The Personal Data Processed by CareerArc will be Processed for the following duration: for the Term of the Agreement or so long as a user maintains an account or registration with CareerArc.
- Data Subjects
The Personal Data Processed by CareerArc concerns the following categories of Data Subjects: Client’s former employees in the case of CareerArc Outplacement and Client’s job candidates and/or employees in the case of CareerArc Social Recruiting.
- Categories of Data
The Personal Data Processed by CareerArc includes the following categories of data: name, email, address, phone number, photo and/or other personally identifying information available in a job application or contained within Client Content as provided by, or on behalf of, Client to CareerArc.

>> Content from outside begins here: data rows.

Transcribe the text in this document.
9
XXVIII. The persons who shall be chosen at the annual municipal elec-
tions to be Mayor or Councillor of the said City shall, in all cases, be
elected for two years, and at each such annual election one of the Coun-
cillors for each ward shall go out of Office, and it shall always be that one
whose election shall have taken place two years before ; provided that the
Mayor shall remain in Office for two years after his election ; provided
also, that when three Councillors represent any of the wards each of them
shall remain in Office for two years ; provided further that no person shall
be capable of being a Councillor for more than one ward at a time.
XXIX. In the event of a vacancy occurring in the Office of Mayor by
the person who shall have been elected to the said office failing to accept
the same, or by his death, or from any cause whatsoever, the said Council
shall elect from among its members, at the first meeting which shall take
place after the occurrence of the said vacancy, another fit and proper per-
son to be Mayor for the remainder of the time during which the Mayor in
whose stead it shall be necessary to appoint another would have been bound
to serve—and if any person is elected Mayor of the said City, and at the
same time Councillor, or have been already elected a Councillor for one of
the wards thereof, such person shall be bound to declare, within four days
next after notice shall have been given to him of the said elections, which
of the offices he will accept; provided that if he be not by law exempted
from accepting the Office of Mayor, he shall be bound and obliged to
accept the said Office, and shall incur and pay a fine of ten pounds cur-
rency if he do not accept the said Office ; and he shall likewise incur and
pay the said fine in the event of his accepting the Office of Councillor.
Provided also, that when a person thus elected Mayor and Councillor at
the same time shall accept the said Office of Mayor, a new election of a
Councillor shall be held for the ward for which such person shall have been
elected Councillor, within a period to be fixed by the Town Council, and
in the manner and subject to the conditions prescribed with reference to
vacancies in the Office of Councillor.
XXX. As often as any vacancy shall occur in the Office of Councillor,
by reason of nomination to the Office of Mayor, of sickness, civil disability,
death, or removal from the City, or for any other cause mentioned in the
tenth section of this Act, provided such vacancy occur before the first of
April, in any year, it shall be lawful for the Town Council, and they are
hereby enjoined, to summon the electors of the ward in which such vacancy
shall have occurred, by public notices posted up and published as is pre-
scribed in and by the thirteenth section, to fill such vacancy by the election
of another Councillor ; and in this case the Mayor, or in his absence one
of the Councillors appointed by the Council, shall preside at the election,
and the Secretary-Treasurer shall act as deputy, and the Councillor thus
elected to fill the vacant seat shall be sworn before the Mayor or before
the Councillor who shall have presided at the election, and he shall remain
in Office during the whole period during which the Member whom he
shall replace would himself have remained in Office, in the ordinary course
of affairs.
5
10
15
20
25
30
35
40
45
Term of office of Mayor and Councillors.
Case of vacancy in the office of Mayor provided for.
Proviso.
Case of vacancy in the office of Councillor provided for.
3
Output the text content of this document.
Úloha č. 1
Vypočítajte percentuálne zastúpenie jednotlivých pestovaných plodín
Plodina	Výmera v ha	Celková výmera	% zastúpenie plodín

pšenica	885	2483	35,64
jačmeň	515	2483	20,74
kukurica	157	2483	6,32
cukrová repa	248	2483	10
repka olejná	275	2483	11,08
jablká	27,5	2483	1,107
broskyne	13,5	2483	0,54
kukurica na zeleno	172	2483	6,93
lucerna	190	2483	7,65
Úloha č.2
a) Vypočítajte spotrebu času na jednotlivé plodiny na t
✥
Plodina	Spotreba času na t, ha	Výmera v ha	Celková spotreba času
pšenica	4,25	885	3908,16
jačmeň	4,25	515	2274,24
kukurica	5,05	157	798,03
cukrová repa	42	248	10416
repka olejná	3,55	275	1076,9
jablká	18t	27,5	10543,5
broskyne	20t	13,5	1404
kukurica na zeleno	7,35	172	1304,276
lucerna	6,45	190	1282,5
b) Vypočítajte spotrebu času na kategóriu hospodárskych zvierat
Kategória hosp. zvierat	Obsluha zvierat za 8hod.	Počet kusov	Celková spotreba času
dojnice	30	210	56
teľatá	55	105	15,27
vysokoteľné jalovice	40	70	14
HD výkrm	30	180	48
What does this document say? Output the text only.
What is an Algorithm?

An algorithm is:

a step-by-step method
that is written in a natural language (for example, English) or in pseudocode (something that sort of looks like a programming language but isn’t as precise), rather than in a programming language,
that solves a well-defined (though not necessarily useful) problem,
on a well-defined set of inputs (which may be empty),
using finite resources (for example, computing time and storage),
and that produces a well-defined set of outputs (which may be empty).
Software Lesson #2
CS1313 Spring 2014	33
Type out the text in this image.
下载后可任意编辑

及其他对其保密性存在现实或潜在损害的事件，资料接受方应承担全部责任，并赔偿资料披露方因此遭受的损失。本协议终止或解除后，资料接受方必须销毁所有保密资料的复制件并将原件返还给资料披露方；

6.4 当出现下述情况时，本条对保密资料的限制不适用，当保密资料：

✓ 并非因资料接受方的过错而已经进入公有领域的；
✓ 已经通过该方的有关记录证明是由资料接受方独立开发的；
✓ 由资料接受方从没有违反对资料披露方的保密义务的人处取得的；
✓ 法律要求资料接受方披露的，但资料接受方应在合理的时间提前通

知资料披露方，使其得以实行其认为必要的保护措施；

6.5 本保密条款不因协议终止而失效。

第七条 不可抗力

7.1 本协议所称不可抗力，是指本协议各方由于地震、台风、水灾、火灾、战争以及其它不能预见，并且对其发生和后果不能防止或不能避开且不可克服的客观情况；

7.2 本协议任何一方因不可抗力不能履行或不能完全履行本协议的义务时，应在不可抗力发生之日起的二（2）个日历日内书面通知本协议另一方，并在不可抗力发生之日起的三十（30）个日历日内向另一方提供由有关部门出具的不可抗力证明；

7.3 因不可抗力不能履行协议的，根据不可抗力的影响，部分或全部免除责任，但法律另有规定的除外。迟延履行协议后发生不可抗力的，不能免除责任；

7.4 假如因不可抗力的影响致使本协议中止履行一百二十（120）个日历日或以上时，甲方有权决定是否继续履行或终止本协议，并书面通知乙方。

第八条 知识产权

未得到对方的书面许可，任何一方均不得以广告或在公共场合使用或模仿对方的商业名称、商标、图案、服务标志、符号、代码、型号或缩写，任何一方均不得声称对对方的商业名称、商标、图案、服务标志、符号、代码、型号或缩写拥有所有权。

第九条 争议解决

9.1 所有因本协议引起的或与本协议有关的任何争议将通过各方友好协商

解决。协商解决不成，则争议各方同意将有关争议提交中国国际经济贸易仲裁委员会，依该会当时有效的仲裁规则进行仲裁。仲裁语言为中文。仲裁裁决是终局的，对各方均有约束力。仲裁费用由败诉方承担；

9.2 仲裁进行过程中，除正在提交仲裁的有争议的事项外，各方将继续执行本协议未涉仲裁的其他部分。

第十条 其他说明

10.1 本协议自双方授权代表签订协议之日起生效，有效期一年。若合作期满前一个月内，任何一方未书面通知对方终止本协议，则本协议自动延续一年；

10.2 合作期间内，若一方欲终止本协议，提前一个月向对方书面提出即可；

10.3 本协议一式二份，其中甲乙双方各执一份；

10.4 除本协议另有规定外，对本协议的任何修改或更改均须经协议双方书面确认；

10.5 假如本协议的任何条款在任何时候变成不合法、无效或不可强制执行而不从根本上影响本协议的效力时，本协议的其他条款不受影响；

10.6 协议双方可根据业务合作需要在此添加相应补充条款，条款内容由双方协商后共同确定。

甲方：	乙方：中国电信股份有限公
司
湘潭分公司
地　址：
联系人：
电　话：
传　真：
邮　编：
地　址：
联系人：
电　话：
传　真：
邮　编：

- Special Categories of Data (if appropriate)
The Personal Data Processed by CareerArc concerns the following special categories of data: None.
- Data exporter
The Data Exporter is (please specify briefly your activities relevant to the transfer): Client—please refer to “Processing Operations” above.
- Data importer
The Data Importer is (please specify briefly activities relevant to the transfer): CareerArc—please refer to “Processing Operations” above.
AUTHORIZED SUB-CONTRACTOR LIST
- Amazon Web Services (AWS): Personal Data may be stored and processed using AWS as CareerArc’s hosted services provider.
- Sendinblue: Personal Data may be stored and processed for purposes of sending emails to Data Subjects for use of CareerArc’s services.
- Microsoft: Personal Data may be stored and processed by Microsoft, CareerArc’s internal email provider.